Theorem C: Inheriting assumptions from Theorem B, a lower bound for the confidence of the sample error being smaller than an arbitrary positive number is specified as a function of sample size $m$ and covering number of $H$.

Theorem C∗: If the hypothesis space is convex, for a given upper limit, an improved/larger confidence is specified.

Logistic function is used as

- loss function, evaluation metric of the linear model
- probabilistic interpretation of predictions

**Receiver operating characteristic** (ROC) plot of statistical classifier
presents the true positive rate (sensitivity index, d'; recall)
against the false positive rate (fall-out, 1 - specificity) as discrimination threshold varies.
It is the trajectory of the cumulative distribution function (CDF) of the detection probability
against the CDF of false-alarm probability.
ROC plots illustrate the performance of a binary classifier.

**One-hot-encoding** (OHE) feature: using dummy variables to represent categorical variables.

- Dense representation: storing the full-dimensional vector despite most components being zero.
- Sparse representation: storing (indice, value) pairs.

**Feature hashing**: an unsupervised learning preprocessing step
that reduces feature dimension by hashing principles.
Hash tables map categorical features to a fixed number of buckets evenly,
reducing feature dimensionality.

Feature hashing is a practical alternative to one-hot-encoding that has better performance. Hash functions can be applied at partition level without communication between nodes.

**Collaborative filtering** is about predicting (filtering) implicit attributes of a vector
using attributes of many other vectors (collaborative).

**Latent factor models** uncover latent features that explain observations,
e.g. pLSA, neural networks, and Latent Dirichlet Allocation.
Many such models are induced by Singular Value Decomposition (SVD) of the observations matrix,
where users (m) and items (n) are represented as vectors in a low dimensional factor space (f << m, n)
such that user u's rating on item i is predicted as $x_u' y_i$.
User vector can be interpreted as preference on each factor;
item vector can be interpreted as composition of each factor.

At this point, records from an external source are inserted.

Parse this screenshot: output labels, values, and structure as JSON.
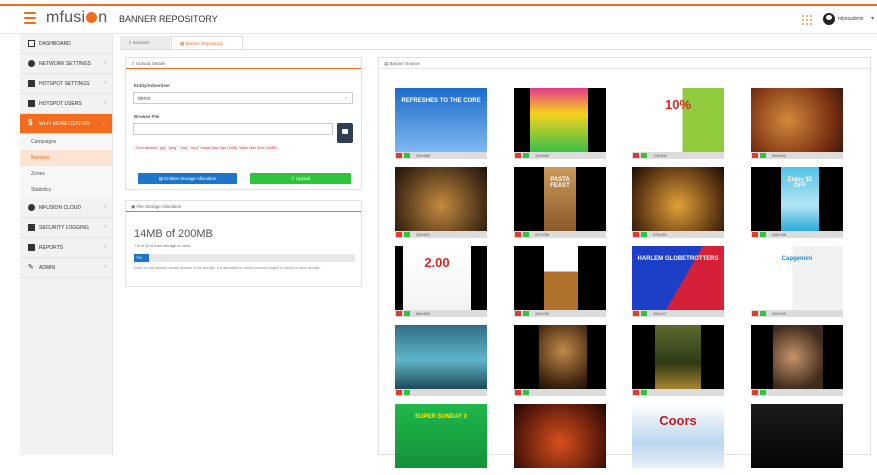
{
  "header": {
    "logo_text": "mfusi",
    "logo_tail": "n",
    "title": "BANNER REPOSITORY",
    "user": "mbssadmin"
  },
  "sidebar": {
    "items": [
      {
        "label": "DASHBOARD",
        "icon": "monitor-icon",
        "chevron": false
      },
      {
        "label": "NETWORK SETTINGS",
        "icon": "globe-icon",
        "chevron": true
      },
      {
        "label": "HOTSPOT SETTINGS",
        "icon": "hotspot-icon",
        "chevron": true
      },
      {
        "label": "HOTSPOT USERS",
        "icon": "users-icon",
        "chevron": true
      },
      {
        "label": "WI-FI MONETIZATION",
        "icon": "dollar-icon",
        "chevron": true,
        "active": true
      }
    ],
    "sub_items": [
      "Campaigns",
      "Banners",
      "Zones",
      "Statistics"
    ],
    "sub_active": "Banners",
    "items2": [
      {
        "label": "MFUSION CLOUD",
        "icon": "cloud-icon"
      },
      {
        "label": "SECURITY LOGGING",
        "icon": "lock-icon"
      },
      {
        "label": "REPORTS",
        "icon": "chart-icon"
      },
      {
        "label": "ADMIN",
        "icon": "wrench-icon"
      }
    ]
  },
  "tabs": [
    {
      "label": "Banners"
    },
    {
      "label": "Banner Repository",
      "active": true
    }
  ],
  "upload": {
    "header": "Upload Details",
    "entity_label": "Entity/Advertiser",
    "entity_value": "demo",
    "browse_label": "Browse File",
    "hint": "* Extn allowed: \"jpg\", \"jpeg\", \"png\", \"mp4\" Image Max Size (1MB), Video Max Size (10MB)",
    "btn_storage": "Entities Storage Allocation",
    "btn_upload": "Upload"
  },
  "storage": {
    "header": "File Storage Allocation",
    "used_text": "14MB of 200MB",
    "pct_text": "7% of your total storage is used.",
    "pct": 7,
    "bar_label": "7%",
    "note": "Entity is only allowed certain amount of file storage. It is advisable to delete unused images or videos to save storage."
  },
  "source": {
    "header": "Banner Source",
    "banners": [
      {
        "size": "320x568",
        "text": "REFRESHES TO THE CORE",
        "theme": "refresh"
      },
      {
        "size": "320x568",
        "text": "",
        "theme": "promo"
      },
      {
        "size": "728x540",
        "text": "10%",
        "theme": "ten"
      },
      {
        "size": "800x600",
        "text": "",
        "theme": "food"
      },
      {
        "size": "320x600",
        "text": "",
        "theme": "buffet"
      },
      {
        "size": "297x768",
        "text": "PASTA FEAST",
        "theme": "pasta"
      },
      {
        "size": "875x400",
        "text": "",
        "theme": "beer"
      },
      {
        "size": "266x768",
        "text": "Enjoy $2 OFF",
        "theme": "man"
      },
      {
        "size": "800x600",
        "text": "2.00",
        "theme": "special"
      },
      {
        "size": "320x768",
        "text": "",
        "theme": "dog"
      },
      {
        "size": "300x127",
        "text": "HARLEM GLOBETROTTERS",
        "theme": "harlem"
      },
      {
        "size": "300x129",
        "text": "Capgemini",
        "theme": "rugby"
      },
      {
        "size": "",
        "text": "",
        "theme": "sea"
      },
      {
        "size": "",
        "text": "",
        "theme": "restaurant"
      },
      {
        "size": "",
        "text": "",
        "theme": "forest"
      },
      {
        "size": "",
        "text": "",
        "theme": "spa"
      },
      {
        "size": "",
        "text": "SUPER SUNDAY 3",
        "theme": "sunday"
      },
      {
        "size": "",
        "text": "",
        "theme": "menu"
      },
      {
        "size": "",
        "text": "Coors",
        "theme": "coors"
      },
      {
        "size": "",
        "text": "",
        "theme": "jaguar"
      }
    ]
  }
}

**Alternating least squares** (ALS) method: {HuKorenVolinsky-ICDM08}

- Cost function
- squared L2 distance between preference matrix P and factor model XY, weighted by confidence level, regularized by Hilbert–Schmidt norms of X and Y {equation 3}.
- regularization factor $\lambda$ is data-dependent, determined by cross-validation.

- Optimization technique
- randomly initiate the index/users matrix;
- recompute the users matrix such that cost function is minimized; [O(f^2
*N+f^3*m)] - recompute the index matrix such that cost function is minimized; [O(f^2
*N+f^3*n)] - alternate between the two optimization process (typically ~10 times);

The ALS algorithm scales linearly with the size of data (N).